Górę pasma odtwarza przetwornik typu Air Motion Transformer. Jest on często mylony z przetwornikiem wstęgowym. Niewiele firm stosuje to rozwiązanie w swoich produktach, ponieważ jego poprawna implementacja wymaga sporo wysiłku. Podobny, choć niewątpliwie lepszy przetwornik, stosowany jest w wyższych modelach kolumn tej firmy.
Głośnik średnio-niskotonowy wygląda już bardziej znajomo. Być może niektórzy skrzywią się na widok pozornie metalowej membrany, ale w rzeczywistości, ten 15 cm stożek, wykonano z kilku, złożonych ze sobą, materiałów. Membrany o konstrukcji kanapkowej to trzy warstwy: pomiędzy dwoma z aluminium, znajduje się piankowa warstwa z kleju. Pozwala to tłumić drgania i kontrolować rezonanse własne. Głośniki te posiadają długi skok i podwójny magnes. Nazwa "Pure Piston Technology" nawiązuje do konstrukcji idealnego tłoka. Zaletą ma być brak nieregularnej charakterystyki w środkowej części pasma.
Ostatnim elementem na który warto zwrócić uwagę jest umieszczony poziomo wylot tunelu basrefleks. Praktycznie zajmuje on całą szerokość przedniej części obudowy. Estetycznie komponuje się z resztą projektu i dzięki temu, że umieszczono go z przodu, ułatwia ustawienie kolumn w pokoju.
Zwrotnica
Zamocowana w głębi obudowy, nie dotyka tylnej, metalowej ścianki. To dość istotne bo nawet jeśli jest tył wykonano z nieferromagnetyczne aluminium, stanowić może on czynnik zmieniający indukcyjność cewki. W QR1 jest to na tyle daleko, że nie ma o to obaw. Dodatkowo ściankę wyklejono gumą - dokładnie taką samą, jaką czasami stosuje się do wytłumiania obudów urządzeń audio.
We wnętrzu kolumny, oprócz zwrotnicy i przetworników, widzimy dwa poprzeczne wzmocnienia oraz filcową matę tłumiącą. Wyścieła ona wszystkie ścianki. Tylna pokrywa kolumny przykręcana jest na 6 wkrętów. Zamocowano do niej także solidne i wzbudzające zaufanie porty dla kabli głośnikowych.
Zwrotnica, jak to zwykle w zestawach Audiovector, została starannie zaprojektowana i wykonana. Składa się z elementów, których zarówno jakość jak i ilość nie budzi zastrzeżeń.

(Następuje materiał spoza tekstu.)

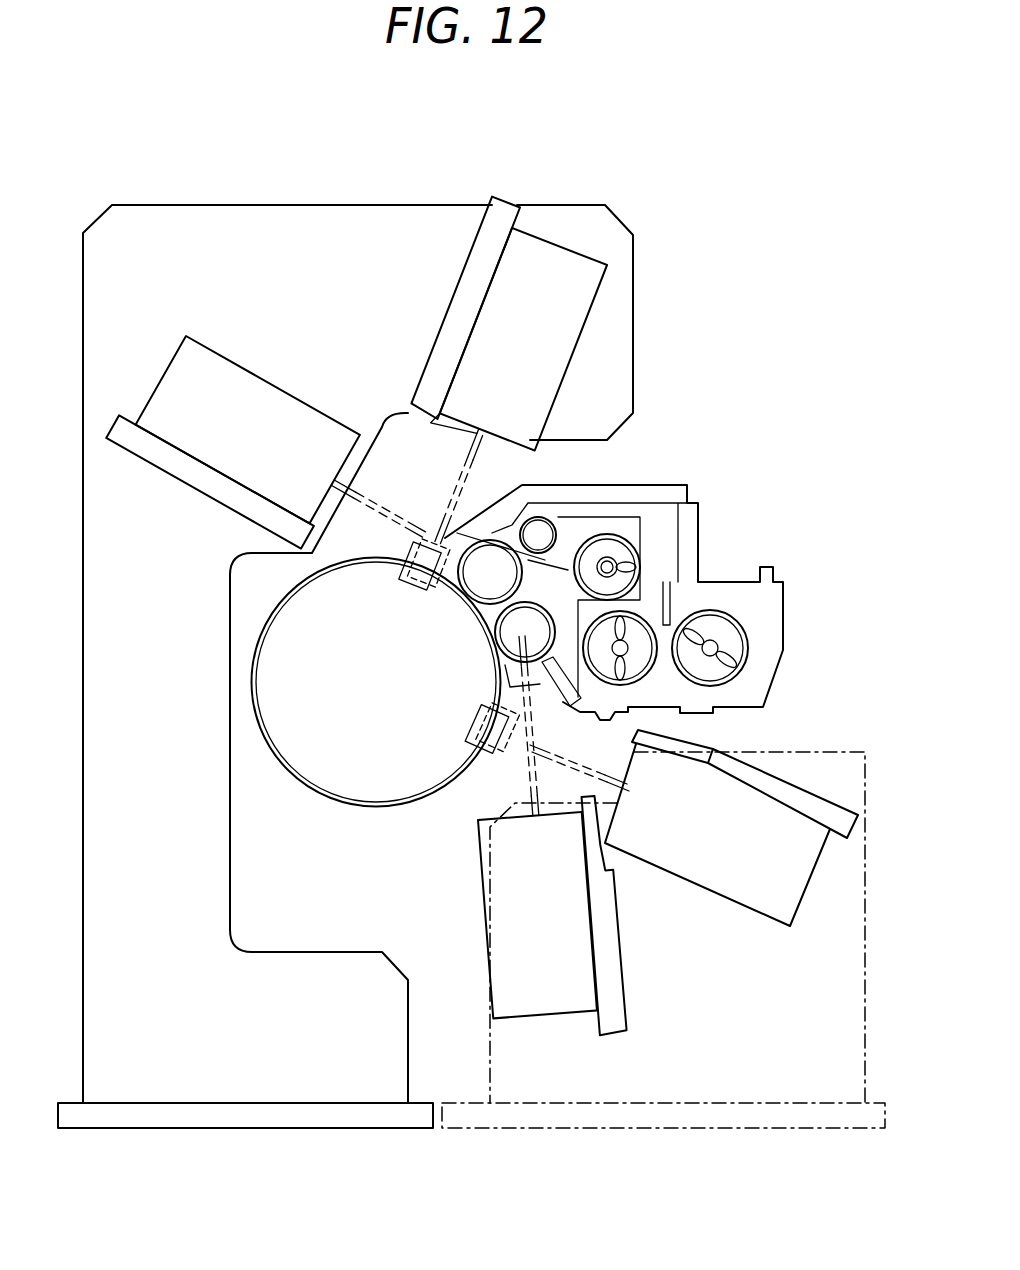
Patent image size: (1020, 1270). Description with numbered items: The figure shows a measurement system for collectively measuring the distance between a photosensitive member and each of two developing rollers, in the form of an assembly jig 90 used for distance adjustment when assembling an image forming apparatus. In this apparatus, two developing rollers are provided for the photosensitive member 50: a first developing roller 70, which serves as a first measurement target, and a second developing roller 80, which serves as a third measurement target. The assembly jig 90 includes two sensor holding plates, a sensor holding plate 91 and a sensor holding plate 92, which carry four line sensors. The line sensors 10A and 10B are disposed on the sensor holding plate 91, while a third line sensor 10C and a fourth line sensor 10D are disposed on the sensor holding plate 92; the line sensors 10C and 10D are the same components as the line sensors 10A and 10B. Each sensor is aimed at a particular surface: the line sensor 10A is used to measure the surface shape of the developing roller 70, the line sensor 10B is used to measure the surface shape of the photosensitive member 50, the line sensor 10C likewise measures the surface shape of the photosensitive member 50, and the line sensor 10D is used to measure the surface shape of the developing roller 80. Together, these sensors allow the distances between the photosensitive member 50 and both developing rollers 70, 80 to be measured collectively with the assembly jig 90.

The assembly jig 90 is at (146, 172).
The sensor holding plate 91 is at (250, 218).
The sensor holding plate 92 is at (847, 750).
The photosensitive member 50 is at (318, 797).
The developing roller 70 is at (466, 600).
The developing roller 80 is at (496, 628).
The line sensor 10A is at (268, 380).
The line sensor 10B is at (556, 236).
The line sensor 10C is at (757, 920).
The line sensor 10D is at (482, 875).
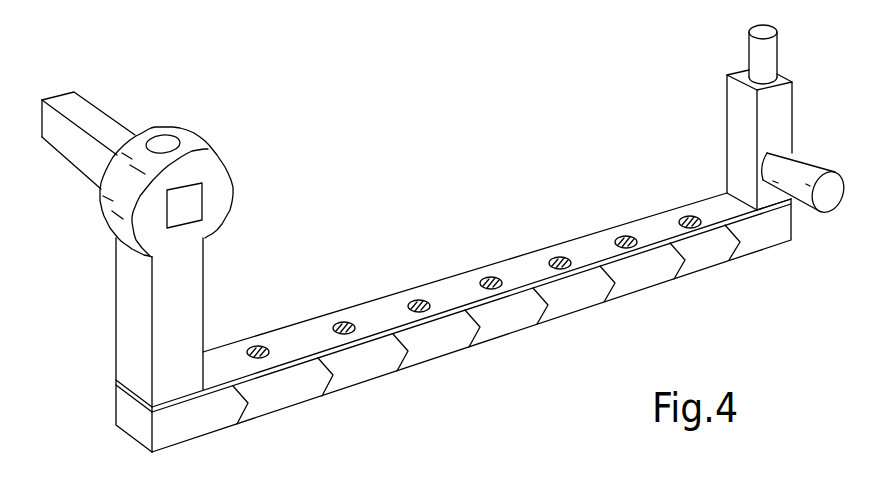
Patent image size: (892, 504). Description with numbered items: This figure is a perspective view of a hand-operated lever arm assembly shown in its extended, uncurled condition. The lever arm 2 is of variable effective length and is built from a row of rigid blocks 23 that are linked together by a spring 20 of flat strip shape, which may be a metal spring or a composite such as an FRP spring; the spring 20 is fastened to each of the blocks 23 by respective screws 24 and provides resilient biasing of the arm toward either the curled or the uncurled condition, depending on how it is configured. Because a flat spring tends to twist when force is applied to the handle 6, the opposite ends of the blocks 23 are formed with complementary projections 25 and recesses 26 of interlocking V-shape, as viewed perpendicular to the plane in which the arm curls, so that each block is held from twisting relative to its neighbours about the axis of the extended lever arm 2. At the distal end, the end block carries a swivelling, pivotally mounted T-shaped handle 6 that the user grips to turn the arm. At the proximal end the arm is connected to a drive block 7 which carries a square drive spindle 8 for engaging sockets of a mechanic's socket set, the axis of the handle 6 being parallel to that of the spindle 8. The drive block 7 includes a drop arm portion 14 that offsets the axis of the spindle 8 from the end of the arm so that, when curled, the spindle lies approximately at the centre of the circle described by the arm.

The lever arm 2 is at (501, 371).
The handle 6 is at (826, 209).
The drive block 7 is at (177, 380).
The drive spindle 8 is at (82, 152).
The drop arm portion 14 is at (183, 287).
The spring 20 is at (447, 294).
The blocks 23 is at (356, 368).
The screws 24 is at (339, 322).
The projections 25 is at (544, 310).
The recesses 26 is at (598, 300).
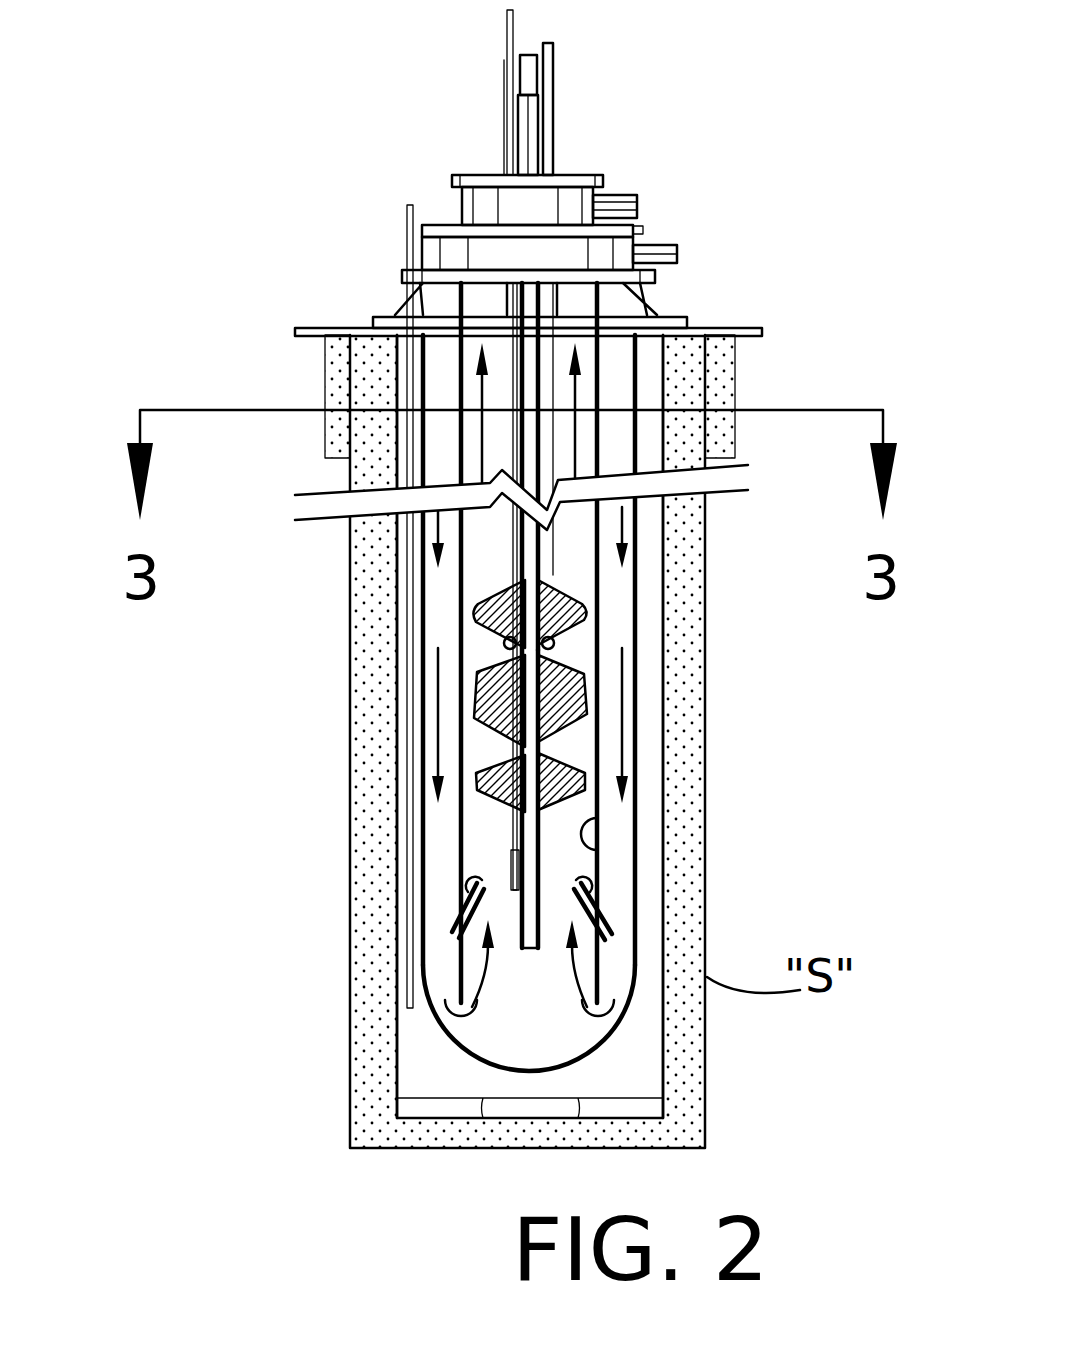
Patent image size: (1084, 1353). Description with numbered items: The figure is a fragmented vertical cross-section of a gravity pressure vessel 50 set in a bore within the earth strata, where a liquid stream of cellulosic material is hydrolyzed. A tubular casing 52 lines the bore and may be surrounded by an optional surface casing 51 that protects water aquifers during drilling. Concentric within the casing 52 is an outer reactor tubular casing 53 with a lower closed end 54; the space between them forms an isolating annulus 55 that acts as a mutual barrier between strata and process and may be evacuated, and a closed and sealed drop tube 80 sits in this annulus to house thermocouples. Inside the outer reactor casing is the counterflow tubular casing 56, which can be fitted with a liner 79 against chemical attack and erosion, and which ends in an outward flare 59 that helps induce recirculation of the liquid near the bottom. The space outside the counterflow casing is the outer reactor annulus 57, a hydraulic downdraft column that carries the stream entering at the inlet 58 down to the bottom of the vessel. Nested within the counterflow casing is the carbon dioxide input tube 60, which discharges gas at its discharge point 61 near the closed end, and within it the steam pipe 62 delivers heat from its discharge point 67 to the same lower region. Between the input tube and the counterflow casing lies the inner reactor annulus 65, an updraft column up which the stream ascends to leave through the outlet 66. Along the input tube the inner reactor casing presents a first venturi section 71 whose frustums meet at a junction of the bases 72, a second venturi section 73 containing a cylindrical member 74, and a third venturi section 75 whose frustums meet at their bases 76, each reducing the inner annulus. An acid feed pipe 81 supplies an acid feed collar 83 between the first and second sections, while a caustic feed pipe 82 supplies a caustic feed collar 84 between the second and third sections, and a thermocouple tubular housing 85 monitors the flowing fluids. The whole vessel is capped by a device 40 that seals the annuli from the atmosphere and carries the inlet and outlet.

The capping device 40 is at (437, 198).
The gravity pressure vessel 50 is at (320, 1152).
The surface casing 51 is at (352, 377).
The tubular casing 52 is at (393, 575).
The outer reactor tubular casing 53 is at (420, 670).
The lower closed end 54 is at (458, 1038).
The isolating annulus 55 is at (648, 555).
The counterflow tubular casing 56 is at (545, 648).
The outer reactor annulus 57 is at (625, 523).
The inlet 58 is at (677, 253).
The outward flare 59 is at (605, 910).
The carbon dioxide input tube 60 is at (515, 150).
The carbon dioxide discharge point 61 is at (512, 878).
The steam pipe 62 is at (567, 45).
The inner reactor annulus 65 is at (577, 400).
The outlet 66 is at (640, 200).
The steam discharge point 67 is at (575, 1065).
The first venturi section 71 is at (462, 860).
The junction of the two bases 72 is at (545, 746).
The second venturi section 73 is at (545, 640).
The cylindrical member 74 is at (470, 700).
The third venturi section 75 is at (525, 605).
The bases of the third venturi section 76 is at (553, 638).
The liner 79 is at (598, 845).
The drop tube 80 is at (405, 252).
The acid feed pipe 81 is at (505, 118).
The caustic feed pipe 82 is at (557, 127).
The acid feed collar 83 is at (542, 745).
The caustic feed collar 84 is at (560, 645).
The thermocouple tubular housing 85 is at (505, 30).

Całość prezentuje się bardzo elegancko. Wybór pomiędzy wersją białą i czarną będzie trudnym dylematem. Biały jest bardziej praktyczny, czarny bardziej dostojny. Kolumny zyskają, jeśli postawimy je na równie ładnych standach.
Brzmienie
No to jak: Audiovector, czy nie? Naszym zdaniem, stanowczo tak. Kolumna reprezentuje niewymuszone, zrównoważone i precyzyjne brzmienie. Dokładnie to, do którego przyzwyczaiły nas praktycznie wszystkie kolumny tego producenta. Gościły u nas już SR3, SR1 w dwóch wersjach oraz SR3 w wersji aktywnej. W porównaniu do modeli, których słuchaliśmy w czasie naszych testów, czuć różnice w każdym aspekcie: QR1 jest małą, wręcz najmniejszą kolumną podstawkową w ofercie. Ma ona obecnie trudną rolę, albowiem reprezentuje markę i porównywana jest często do znacznie poważniejszych i bardziej zaawansowanych modeli. Na dodatek jej premiera obarczona została dużą ilością - dotyczących głównie jakości brzmienia - oczekiwań. Jaka jest zatem prawda?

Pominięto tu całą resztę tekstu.